Gripping the Super Scum Remover in both hands she aimed at the letters and squeezed the trigger hard. A blast of white foam coated the tub in swaths that slowly dripped together, gathering speed on the way to the drain. For a moment she could see the letters turning into a blotchy mess and then ... BOOM! Eileen staggered back as the air was filled with rancid smoke and bright streaks of light. When she finally opened her eyes, there was her tub, clean and bright, just like the day they had bought it. It was stunning.

Eileen staggered out the screen door, her hair still steaming from the explosion and gave a little wave with the Scum Remover can. She wasn’t sure she could let it go. All the muscles in her body were so tense they wouldn’t release on their own. “Hey Bruce. This stuff actually does take out scum.”

Bruce dropped the branch of the African Fig that he was chewing, “what happened to you?”

“Cleaning.” Eileen’s muscles suddenly released and she melted down onto the sidewalk.

“Really? Petula had said there was no magic in this world. Hmm. Do you always clean this way?”

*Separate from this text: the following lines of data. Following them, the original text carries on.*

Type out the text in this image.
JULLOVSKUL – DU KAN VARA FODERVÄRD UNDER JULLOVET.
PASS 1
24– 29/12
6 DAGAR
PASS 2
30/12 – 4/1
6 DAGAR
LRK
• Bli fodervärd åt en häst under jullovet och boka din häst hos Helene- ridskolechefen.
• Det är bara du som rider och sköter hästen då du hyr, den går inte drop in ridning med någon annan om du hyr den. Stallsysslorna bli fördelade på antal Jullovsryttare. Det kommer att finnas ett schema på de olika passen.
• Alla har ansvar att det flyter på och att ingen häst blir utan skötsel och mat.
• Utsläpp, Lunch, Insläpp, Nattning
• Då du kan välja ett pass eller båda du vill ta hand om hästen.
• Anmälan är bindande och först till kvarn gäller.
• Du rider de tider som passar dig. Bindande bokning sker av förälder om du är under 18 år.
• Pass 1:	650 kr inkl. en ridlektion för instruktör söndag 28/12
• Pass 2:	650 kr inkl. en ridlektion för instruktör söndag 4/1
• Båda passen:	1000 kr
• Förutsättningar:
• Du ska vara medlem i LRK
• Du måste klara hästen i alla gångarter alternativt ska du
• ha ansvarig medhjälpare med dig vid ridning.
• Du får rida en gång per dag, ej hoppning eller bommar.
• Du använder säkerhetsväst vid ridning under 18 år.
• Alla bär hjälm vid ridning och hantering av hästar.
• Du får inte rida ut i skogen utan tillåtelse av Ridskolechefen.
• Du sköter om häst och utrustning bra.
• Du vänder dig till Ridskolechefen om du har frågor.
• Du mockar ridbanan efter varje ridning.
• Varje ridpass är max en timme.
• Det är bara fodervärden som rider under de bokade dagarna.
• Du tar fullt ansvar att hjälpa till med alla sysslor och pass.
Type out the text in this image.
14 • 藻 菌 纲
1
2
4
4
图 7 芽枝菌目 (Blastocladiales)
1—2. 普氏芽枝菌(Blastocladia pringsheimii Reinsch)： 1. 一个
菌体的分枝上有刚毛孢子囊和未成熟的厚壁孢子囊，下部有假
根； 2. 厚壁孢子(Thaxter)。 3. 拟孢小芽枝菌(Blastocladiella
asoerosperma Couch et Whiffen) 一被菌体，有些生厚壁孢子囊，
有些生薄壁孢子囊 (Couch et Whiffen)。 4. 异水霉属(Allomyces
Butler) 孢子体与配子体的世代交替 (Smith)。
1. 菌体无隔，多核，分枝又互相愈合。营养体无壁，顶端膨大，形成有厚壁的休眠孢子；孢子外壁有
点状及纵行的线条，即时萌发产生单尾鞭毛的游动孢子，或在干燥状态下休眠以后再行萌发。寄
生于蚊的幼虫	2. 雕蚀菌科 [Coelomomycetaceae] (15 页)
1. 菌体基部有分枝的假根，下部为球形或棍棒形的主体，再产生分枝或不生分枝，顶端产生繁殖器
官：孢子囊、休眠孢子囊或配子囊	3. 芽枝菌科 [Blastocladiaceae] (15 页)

Eileen just stared. “Always.”

3 comments:

Naomi said...

WOW!

I did not see that coming. BUT! I did see a pegasus today. (Not for real, but I thought of you an this story when I saw the statue!)

Cara said...

Thanks so much for your comments Naomi, I really appreciate it. Where did you see a pegasus?

Naomi said...

I saw it at Scotia Bank Place...not exactly sure where I was in the building, we were looking for an ATM...

It was bigger than life size (if life size is horse size).